Tracking Search
The tracking search is more technical and takes place along the base line. When the base line is long samples holes are dug into it. However there is not really any way of being able to predetermine the size of a hole or the depth of a hole. In some cases surface samples will be enough, while there are other occasions in which a prospect hole will have to be dug at several feet in depth. This needs to be decided on in the site and largely depends on the prospector’s estimate of the nature of the agent that has transported and the depth that the valuable mineral has been deposited at.

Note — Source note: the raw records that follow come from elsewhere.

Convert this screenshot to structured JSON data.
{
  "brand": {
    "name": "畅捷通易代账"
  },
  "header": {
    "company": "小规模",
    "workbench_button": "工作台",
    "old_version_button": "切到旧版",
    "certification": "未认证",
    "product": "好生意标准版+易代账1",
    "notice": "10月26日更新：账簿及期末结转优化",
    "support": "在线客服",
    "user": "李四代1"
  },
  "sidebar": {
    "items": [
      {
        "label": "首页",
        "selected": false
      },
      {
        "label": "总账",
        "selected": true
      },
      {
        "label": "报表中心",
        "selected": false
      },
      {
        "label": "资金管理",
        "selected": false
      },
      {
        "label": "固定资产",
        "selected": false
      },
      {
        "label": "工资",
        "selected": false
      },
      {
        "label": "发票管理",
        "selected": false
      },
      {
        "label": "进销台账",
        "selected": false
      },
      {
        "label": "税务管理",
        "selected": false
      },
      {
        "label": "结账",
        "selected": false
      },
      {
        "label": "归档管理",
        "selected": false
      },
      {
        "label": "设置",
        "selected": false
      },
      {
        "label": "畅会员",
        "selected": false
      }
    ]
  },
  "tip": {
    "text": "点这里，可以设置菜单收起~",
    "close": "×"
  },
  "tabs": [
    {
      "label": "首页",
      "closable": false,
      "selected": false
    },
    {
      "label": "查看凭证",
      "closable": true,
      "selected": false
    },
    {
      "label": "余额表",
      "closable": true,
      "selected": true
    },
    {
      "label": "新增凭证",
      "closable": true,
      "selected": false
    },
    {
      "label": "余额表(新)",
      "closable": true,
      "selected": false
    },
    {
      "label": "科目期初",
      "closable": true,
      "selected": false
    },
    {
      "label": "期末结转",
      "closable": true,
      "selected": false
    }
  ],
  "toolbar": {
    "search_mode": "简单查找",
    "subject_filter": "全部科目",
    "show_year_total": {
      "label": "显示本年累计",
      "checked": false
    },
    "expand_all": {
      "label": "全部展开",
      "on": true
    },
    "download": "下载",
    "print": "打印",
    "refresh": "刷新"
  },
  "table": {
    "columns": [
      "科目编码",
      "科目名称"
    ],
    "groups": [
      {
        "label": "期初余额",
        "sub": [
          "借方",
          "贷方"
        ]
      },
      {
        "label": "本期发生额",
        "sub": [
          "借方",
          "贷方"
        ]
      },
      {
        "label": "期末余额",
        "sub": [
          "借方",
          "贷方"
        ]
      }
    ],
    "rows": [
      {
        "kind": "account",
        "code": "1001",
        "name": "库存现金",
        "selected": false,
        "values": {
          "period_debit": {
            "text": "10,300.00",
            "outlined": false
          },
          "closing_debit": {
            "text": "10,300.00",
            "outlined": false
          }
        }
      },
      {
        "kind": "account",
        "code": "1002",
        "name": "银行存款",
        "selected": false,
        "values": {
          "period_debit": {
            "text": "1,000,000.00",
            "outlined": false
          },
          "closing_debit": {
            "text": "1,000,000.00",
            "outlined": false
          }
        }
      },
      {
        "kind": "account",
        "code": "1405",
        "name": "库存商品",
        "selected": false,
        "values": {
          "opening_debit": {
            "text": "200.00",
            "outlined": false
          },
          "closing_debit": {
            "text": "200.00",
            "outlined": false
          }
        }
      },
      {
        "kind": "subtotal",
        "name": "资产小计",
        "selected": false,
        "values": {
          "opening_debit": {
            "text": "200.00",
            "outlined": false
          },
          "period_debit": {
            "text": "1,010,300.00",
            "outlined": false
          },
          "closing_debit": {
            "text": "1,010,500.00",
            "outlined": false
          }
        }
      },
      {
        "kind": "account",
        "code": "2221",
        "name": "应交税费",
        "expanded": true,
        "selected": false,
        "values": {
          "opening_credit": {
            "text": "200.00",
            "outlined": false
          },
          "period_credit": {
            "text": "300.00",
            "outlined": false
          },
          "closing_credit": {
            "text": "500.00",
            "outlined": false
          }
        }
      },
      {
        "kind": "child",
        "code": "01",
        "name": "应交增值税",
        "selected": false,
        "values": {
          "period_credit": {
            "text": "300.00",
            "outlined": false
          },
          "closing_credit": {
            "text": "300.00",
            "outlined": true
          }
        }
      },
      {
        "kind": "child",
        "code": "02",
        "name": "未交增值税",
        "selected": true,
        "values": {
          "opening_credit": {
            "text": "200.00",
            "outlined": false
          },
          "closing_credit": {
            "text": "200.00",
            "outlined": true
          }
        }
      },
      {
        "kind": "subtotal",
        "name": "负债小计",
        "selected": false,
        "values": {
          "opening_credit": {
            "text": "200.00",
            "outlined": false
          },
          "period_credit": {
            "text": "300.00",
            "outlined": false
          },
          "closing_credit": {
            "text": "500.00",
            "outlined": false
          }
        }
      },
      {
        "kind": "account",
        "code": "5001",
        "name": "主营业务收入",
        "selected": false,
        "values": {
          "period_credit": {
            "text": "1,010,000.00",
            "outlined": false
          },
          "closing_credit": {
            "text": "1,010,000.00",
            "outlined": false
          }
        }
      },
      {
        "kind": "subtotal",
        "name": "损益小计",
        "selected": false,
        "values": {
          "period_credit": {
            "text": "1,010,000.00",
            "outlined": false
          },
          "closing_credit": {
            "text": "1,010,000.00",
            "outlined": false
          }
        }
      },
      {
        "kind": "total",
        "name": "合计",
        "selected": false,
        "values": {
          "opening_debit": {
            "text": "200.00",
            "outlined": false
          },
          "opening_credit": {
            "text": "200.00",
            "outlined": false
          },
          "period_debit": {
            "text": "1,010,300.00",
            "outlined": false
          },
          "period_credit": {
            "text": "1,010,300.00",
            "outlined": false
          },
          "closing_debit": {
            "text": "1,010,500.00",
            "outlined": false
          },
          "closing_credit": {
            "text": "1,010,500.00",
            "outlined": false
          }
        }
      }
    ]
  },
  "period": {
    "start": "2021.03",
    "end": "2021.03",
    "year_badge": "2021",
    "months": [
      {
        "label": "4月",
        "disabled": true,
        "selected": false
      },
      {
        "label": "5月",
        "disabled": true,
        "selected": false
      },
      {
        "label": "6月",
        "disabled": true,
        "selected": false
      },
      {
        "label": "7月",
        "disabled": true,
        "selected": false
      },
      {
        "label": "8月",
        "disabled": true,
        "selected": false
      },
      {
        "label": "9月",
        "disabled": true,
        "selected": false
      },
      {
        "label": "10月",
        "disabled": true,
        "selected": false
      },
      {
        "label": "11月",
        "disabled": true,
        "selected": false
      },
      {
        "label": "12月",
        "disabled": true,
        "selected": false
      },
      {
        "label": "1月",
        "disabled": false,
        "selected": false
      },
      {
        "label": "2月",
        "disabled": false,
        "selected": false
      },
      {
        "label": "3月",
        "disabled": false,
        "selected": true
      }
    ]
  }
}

Whenever there is a short base line, a good many prospectors turn to trenching the whole line, even though this trench might not always go along with the a contour line, some of the greatest outcomes have been gained when it is very close by. This system is very arduous at this point in the game and the pull to take the samples at different points along the trench. This turns the trench method into a prospect hole structure and overcomes the whole purpose to begin with. In order to be able to indicate the actual richness of a trench method, the whole gravel that is removed should be piled up and needs to be sampled because due to the fact that this procedure would overcome the pattern of accumulation theory, it should also rule out the trench method for tracking search.
Trenching in the beginning periods of the base line search most likely does not reveal more than the sample hole method and should not be done until the last narrow lines. This method is much better when it comes to finding a buried outcrop and is usually in most cases utilized for this specific reason.